Recensione El Alamein - La linea del fuoco (2002)

Monteleone ci porta in trincea e ci mostra gli aspetti secondari, ma non per questo meno terribili, della guerra: la quotidianità.

L'orrore nascosto di una guerra

La voglia di novità è evidente dalle parole di Enzo Monteleone: la voglia di fare qualcosa di epico e spettacolare, che superasse i limiti intimisti di molto cinema italiano.

El Alamein era in cantiere da tre anni e ha richiesto molti sforzi nella ricerca di materiale e documentazioni che lo rendessero il più possibile realistico.
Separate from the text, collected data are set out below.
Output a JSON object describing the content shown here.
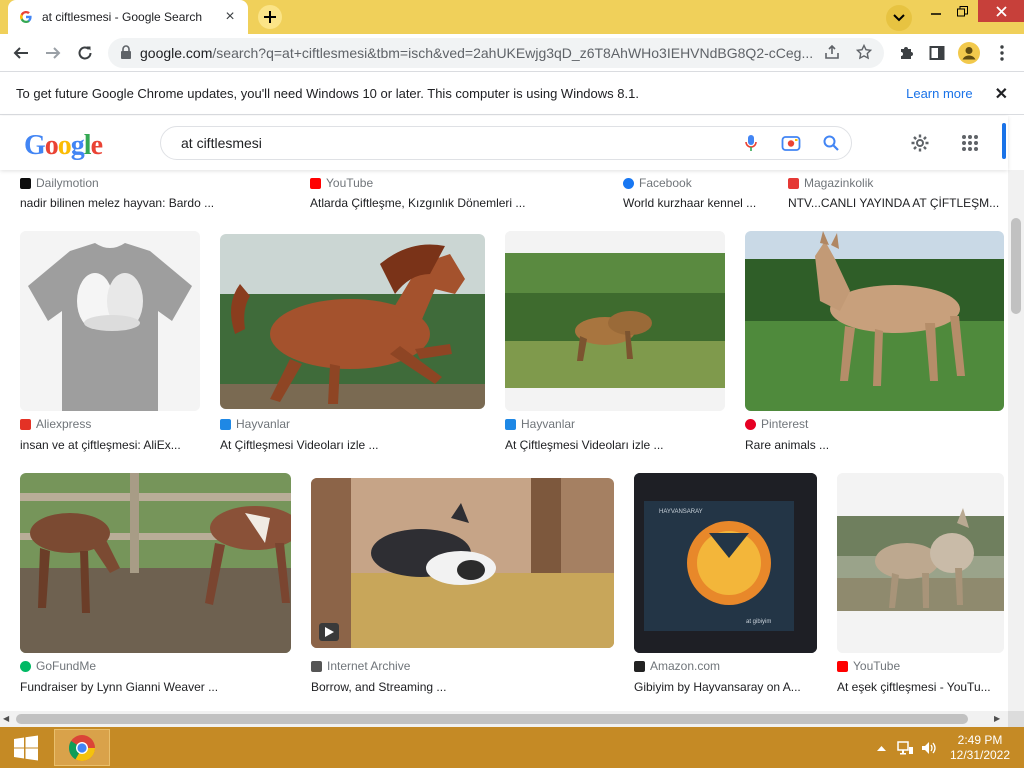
{
  "browser": {
    "tab_title": "at ciftlesmesi - Google Search",
    "url_host": "google.com",
    "url_rest": "/search?q=at+ciftlesmesi&tbm=isch&ved=2ahUKEwjg3qD_z6T8AhWHo3IEHVNdBG8Q2-cCeg..."
  },
  "infobar": {
    "message": "To get future Google Chrome updates, you'll need Windows 10 or later. This computer is using Windows 8.1.",
    "link": "Learn more"
  },
  "google": {
    "logo_text": "Google",
    "query": "at ciftlesmesi"
  },
  "results": {
    "row0": [
      {
        "source": "Dailymotion",
        "title": "nadir bilinen melez hayvan: Bardo ..."
      },
      {
        "source": "YouTube",
        "title": "Atlarda Çiftleşme, Kızgınlık Dönemleri ..."
      },
      {
        "source": "Facebook",
        "title": "World kurzhaar kennel ..."
      },
      {
        "source": "Magazinkolik",
        "title": "NTV...CANLI YAYINDA AT ÇİFTLEŞM..."
      }
    ],
    "row1": [
      {
        "source": "Aliexpress",
        "title": "insan ve at çiftleşmesi: AliEx..."
      },
      {
        "source": "Hayvanlar",
        "title": "At Çiftleşmesi Videoları izle ..."
      },
      {
        "source": "Hayvanlar",
        "title": "At Çiftleşmesi Videoları izle ..."
      },
      {
        "source": "Pinterest",
        "title": "Rare animals ..."
      }
    ],
    "row2": [
      {
        "source": "GoFundMe",
        "title": "Fundraiser by Lynn Gianni Weaver ..."
      },
      {
        "source": "Internet Archive",
        "title": "Borrow, and Streaming ..."
      },
      {
        "source": "Amazon.com",
        "title": "Gibiyim by Hayvansaray on A..."
      },
      {
        "source": "YouTube",
        "title": "At eşek çiftleşmesi - YouTu..."
      }
    ],
    "album_text_top": "HAYVANSARAY",
    "album_text_bottom": "at gibiyim"
  },
  "taskbar": {
    "time": "2:49 PM",
    "date": "12/31/2022"
  },
  "colors": {
    "titlebar": "#f0d05a",
    "taskbar": "#c58a25",
    "accent": "#1a73e8"
  }
}
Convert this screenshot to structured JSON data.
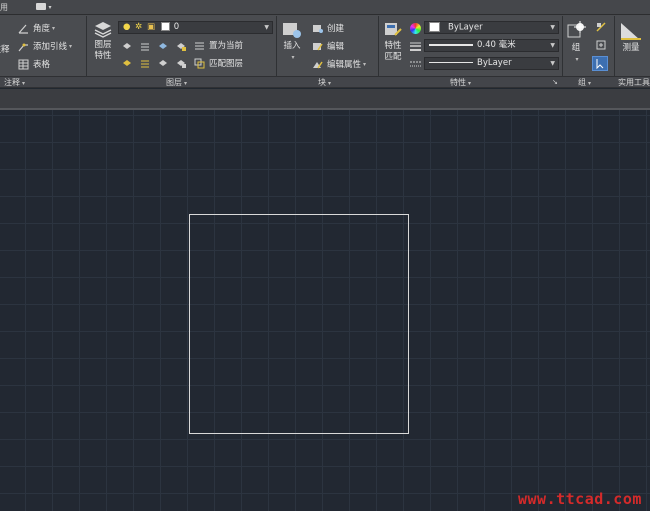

Infatti, il film tratta di vicende storiche, della disfatta di El Alamein del 1942 che provocò migliaia di morti nelle fila dell'esercito italiano, abbandonati nel deserto egiziano in vana attesa di rifornimenti e cambi.

Oltre ai documenti d'epoca, Monteleone si è documentato leggendo anche i diari dei soldati che quella guerra l'hanno vissuta in prima persona, dando un sapore documentaristico al film, in modo particolare nella prima parte, di presentazione dei personaggi e dell'ambiente.
Il nostro protagonista e fulcro dell'azione è Serra (il buon Paolo Briguglia de I cento passi), Volontario Universitario, giunto al fronte carico di un entusiasmo ingiustificato e fastidioso per i commilitoni bloccati in quel territorio e quella guerra da molto tempo, con il miraggio lontato e offuscato di un ritorno a casa. Intorno a lui si muovono una serie di personaggi ben caratterizzati, con i loro dialetti, i loro tic e le loro paure, tipicamente italiani, senza scadere nel provinciale.

L'unico scopo di questi manipolo di giovani dimenticati da un Mussolini già pronto a festeggiare la vittoria con il suo cavallo da parata e il suo lucido per scarpe, è la sopravvivenza, giorno dopo giorno, in un deserto che li circonda e in qualche modo li penetra, li cambia, rendendo tutto piatto e confuso.
In questo deserto egiziano dove tutto è uguale, il vero orrore che i soldati devono affrontare non è tanto il nemico, la violenza, la crudezza delle guerra, quanto la terribile, soffocante quotidianità che li schiaccia. La disarmante attesa di non si sa cosa.

In questa prospettiva, anche la voglia di novità di Monteleone rimane insabbiata nell'abbacinante Sole del deserto, sommersa da una serie di sequenze che a tratti sanno di episodi slegati. Se l'intenzione era di ripercorrere la strada di molti film di guerra d'oltreoceano (Monteleone cita come sua ispirazione per questo lavoro La Sottile Linea Rossa e Lawrence d'Arabia), non è centrata in pieno, se non nella seconda parte del film, quando il combattimento entra nel vivo e la tremenda spettacolarità della guerra prende il sopravvento sulla sabbiosa attesa dei protagonisti di esaurire i tre miracoli a loro disposizione.
Buono il lavoro di tutto il cast, ben integrato nella realtà che li circonda, forse aiutati dall'aver girato sul posto, in scenografie naturali che li ha aiutati ad immedesimarsi. Buona anche la fotografia che dà il giusto colore alla desolazione del deserto e si permette delle inquadrature ricercate.
Forse il film ha preso il sopravvento sul regista, avendo la meglio sulle sue intenzione e diventando qualcosa di più rispetto all'idea di partenza. Il risultato, almeno nella prima parte, ha qualcosa del Mediterraneo di Gabriele Salvatores, seppur adombrato dal tema drammatico.

El Alamein risulta un buon film, un buon affresco del lato umano della guerra, quello che spesso si tende a dimenticare, dei soldati nelle trincee, delle loro amicizie, delle loro paure e angosce, la fame, la sete e le malattie. La guerra come noi la conosciamo viene fuori solo dopo, con il suo spettacolo di morte che riecheggia nel finale girato in una carrellata elegante nel mausoleo dei caduti di El Alamein, gran parte dei quali contrassegnati da un atroce "ignoto".